Act I: Part 8
Ayyy lmao I have blue hair now
Anyway here's this (I almost forgot to post it but its ok)
TW: quick sexual mention, aftermath of rape, suggested PTSD
Previously...
I dragged my luggage onto the little walkway that led up to the door, leaving it a few feet behind me.
I stood in front of the door, taking a deep breath before knocking.
I wait for what feels like forever, and I'm about to give up when I hear the soft click of the lock. The door opens cautiously, and I see a face once familiar.
"George?"
George's P.O.V.
Everything hurts. I don't want to move, I really just don't. I feel gross and a little bloated, the waves of pain washing up and crashing down over me. It was miserable. I was miserable.
Cole had left after cumming inside me. Some of the white liquidy substance was leaking out of me onto the bed, but I didn't really care. I was ashamed. Cole had made sure to remind me, several times, that all I am is a toy for him to do what he pleases. I'm nothing.
And I feel like nothing, too. All of this, it's too much, and my trauma-spotted brain can't process it, not anymore.
Guess that's just another thing I've lost.
I don't want to move. But I should, I really need to clean myself up. I limp to the bathroom, cleaning myself up quickly before starting the water for a shower. I swipe my hand through the hot water, sighing.
And then there's a knock at the door. Cole isn't home, and I don't want to risk it being him and me not letting him in. With a groan, I shut the water off, silently hoping that Cole wasn't home yet and this was just some door-to-door salesman.
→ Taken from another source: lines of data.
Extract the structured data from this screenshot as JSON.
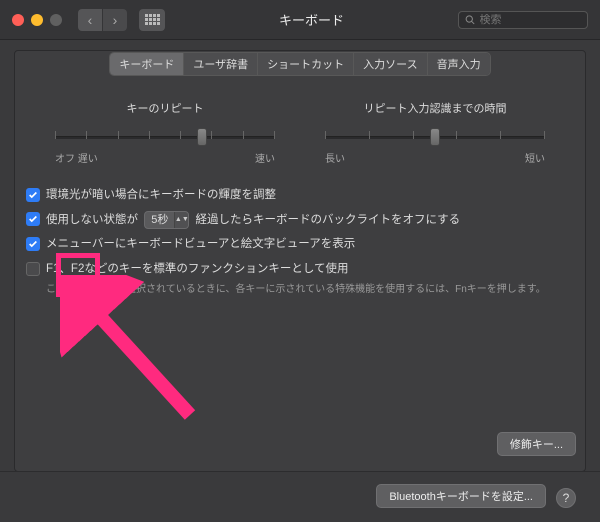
{
  "window": {
    "title": "キーボード",
    "search_placeholder": "検索"
  },
  "tabs": [
    {
      "label": "キーボード",
      "active": true
    },
    {
      "label": "ユーザ辞書",
      "active": false
    },
    {
      "label": "ショートカット",
      "active": false
    },
    {
      "label": "入力ソース",
      "active": false
    },
    {
      "label": "音声入力",
      "active": false
    }
  ],
  "sliders": {
    "repeat": {
      "title": "キーのリピート",
      "left_label": "オフ 遅い",
      "right_label": "速い",
      "ticks": 8,
      "pos_pct": 67
    },
    "delay": {
      "title": "リピート入力認識までの時間",
      "left_label": "長い",
      "right_label": "短い",
      "ticks": 6,
      "pos_pct": 50
    }
  },
  "options": {
    "adjust_brightness": {
      "checked": true,
      "label": "環境光が暗い場合にキーボードの輝度を調整"
    },
    "backlight_off": {
      "checked": true,
      "prefix": "使用しない状態が",
      "select": "5秒",
      "suffix": "経過したらキーボードのバックライトをオフにする"
    },
    "show_viewers": {
      "checked": true,
      "label": "メニューバーにキーボードビューアと絵文字ビューアを表示"
    },
    "fn_keys": {
      "checked": false,
      "label": "F1、F2などのキーを標準のファンクションキーとして使用",
      "hint": "このオプションが選択されているときに、各キーに示されている特殊機能を使用するには、Fnキーを押します。"
    }
  },
  "buttons": {
    "modifier": "修飾キー...",
    "bluetooth": "Bluetoothキーボードを設定..."
  }
}
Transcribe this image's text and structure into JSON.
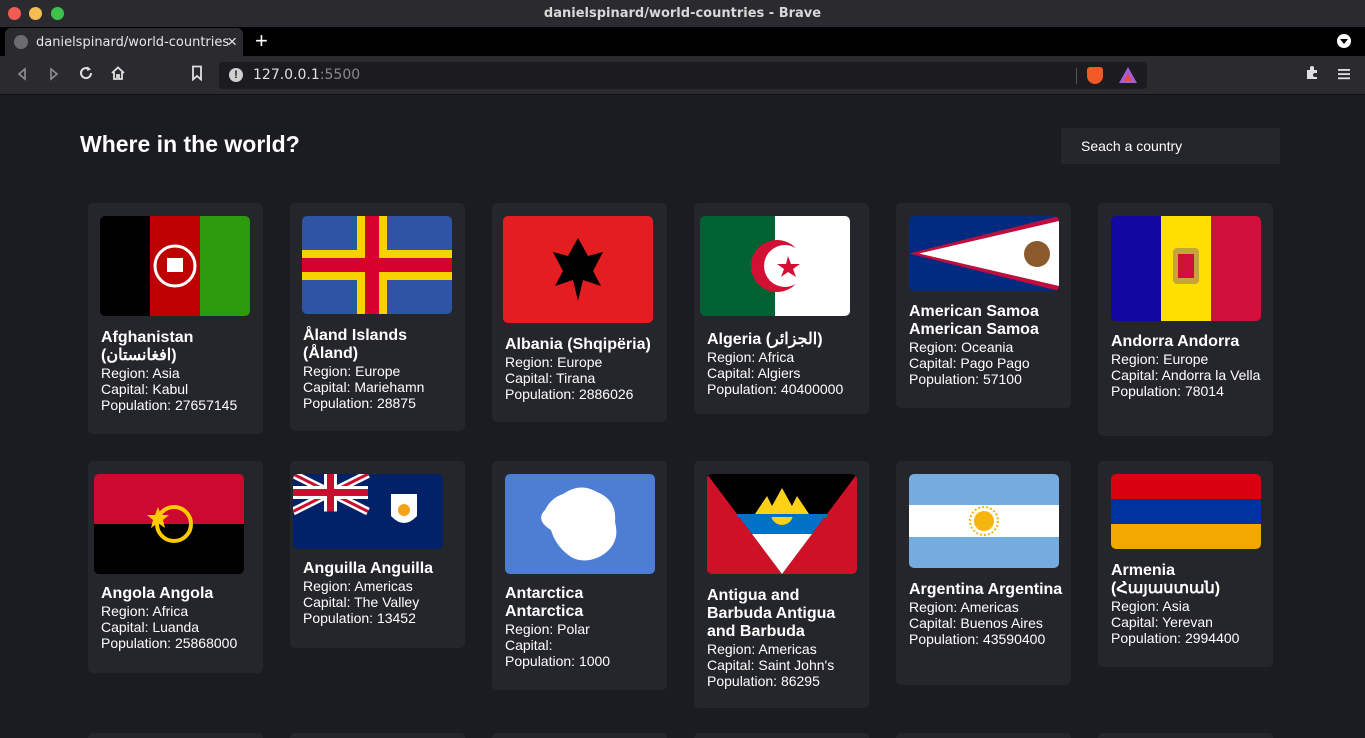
{
  "window": {
    "title": "danielspinard/world-countries - Brave"
  },
  "tab": {
    "title": "danielspinard/world-countries"
  },
  "toolbar": {
    "url_host": "127.0.0.1",
    "url_port": ":5500"
  },
  "header": {
    "title": "Where in the world?",
    "search_placeholder": "Seach a country"
  },
  "labels": {
    "region": "Region: ",
    "capital": "Capital: ",
    "population": "Population: "
  },
  "countries": [
    {
      "name": "Afghanistan (افغانستان)",
      "region": "Asia",
      "capital": "Kabul",
      "population": "27657145"
    },
    {
      "name": "Åland Islands (Åland)",
      "region": "Europe",
      "capital": "Mariehamn",
      "population": "28875"
    },
    {
      "name": "Albania (Shqipëria)",
      "region": "Europe",
      "capital": "Tirana",
      "population": "2886026"
    },
    {
      "name": "Algeria (الجزائر)",
      "region": "Africa",
      "capital": "Algiers",
      "population": "40400000"
    },
    {
      "name": "American Samoa American Samoa",
      "region": "Oceania",
      "capital": "Pago Pago",
      "population": "57100"
    },
    {
      "name": "Andorra Andorra",
      "region": "Europe",
      "capital": "Andorra la Vella",
      "population": "78014"
    },
    {
      "name": "Angola Angola",
      "region": "Africa",
      "capital": "Luanda",
      "population": "25868000"
    },
    {
      "name": "Anguilla Anguilla",
      "region": "Americas",
      "capital": "The Valley",
      "population": "13452"
    },
    {
      "name": "Antarctica Antarctica",
      "region": "Polar",
      "capital": "",
      "population": "1000"
    },
    {
      "name": "Antigua and Barbuda Antigua and Barbuda",
      "region": "Americas",
      "capital": "Saint John's",
      "population": "86295"
    },
    {
      "name": "Argentina Argentina",
      "region": "Americas",
      "capital": "Buenos Aires",
      "population": "43590400"
    },
    {
      "name": "Armenia (Հայաստան)",
      "region": "Asia",
      "capital": "Yerevan",
      "population": "2994400"
    }
  ]
}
I approached the door slowly, limping, waiting to see if the person would leave. They didn't, so I unlocked the door, turning the knob and peeking out cautiously.
Standing there was a man I've never seen before in my life. He was tall, with shaggy looking dirty blond hair and eyes that could've been green, maybe, but appeared yellowish for me. He seemed oddly familiar in a way, but I couldn't put a name to the face until he spoke.
"George?" Dream. Dream was standing on my doorstep. I gasped, throwing myself into his arms and holding on like I would never let go.
I didn't want to let go. Dream was here, in England, on my doorstep, in my arms. It was surreal. It didn't feel real, I didn't feel real. This was some kind of prank, surely?
"George!" He exclaimed cheerfully, grinning widely. I only stood at about his chest, which was embarrassing, but I couldn't bring myself to care. "I'm so glad to see you, I was all worried-" I immediately let go of him, stepping back with a frown.
I waved my arms, shaking my head to try and tell him "no, don't worry about me," but he didn't seem to understand.
"Why haven't you responded to anyone? People are getting concerned, George, I'm concerned. For you. Are you ok?" Dream asked, eyes searching mine, scanning over my body. I felt like I was back on display, frowning and stepping back a few steps. I curled in on myself slightly, hunching my back and crossing my arms over my chest.
"George-" He reached out, and I slapped his hand away. He stared at me with wide eyes, full of confusion and hurt. "George...?" I backed away further, grabbing my arms. I couldn't hurt Dream, I wouldn't let myself do it again. I had to leave, I needed to shower, I needed to wash it all away, I needed to get away, get off of m-
"George." His voice was firm, and I immediately froze. Nononononono please don't pLEASE NO-
A gentle hand found its way to my shoulder, cautious and careful. Almost as if I was made of glass. He seemed unsure of what to do, clear discomfort and worry in his eyes.
"Please, talk to me. I want to hear your voice, Georgie, please?" Dream spoke in a whisper, calm and quiet. His scared expression betrayed his voice, however, and I was mad at myself for scaring him. He didn't deserve that.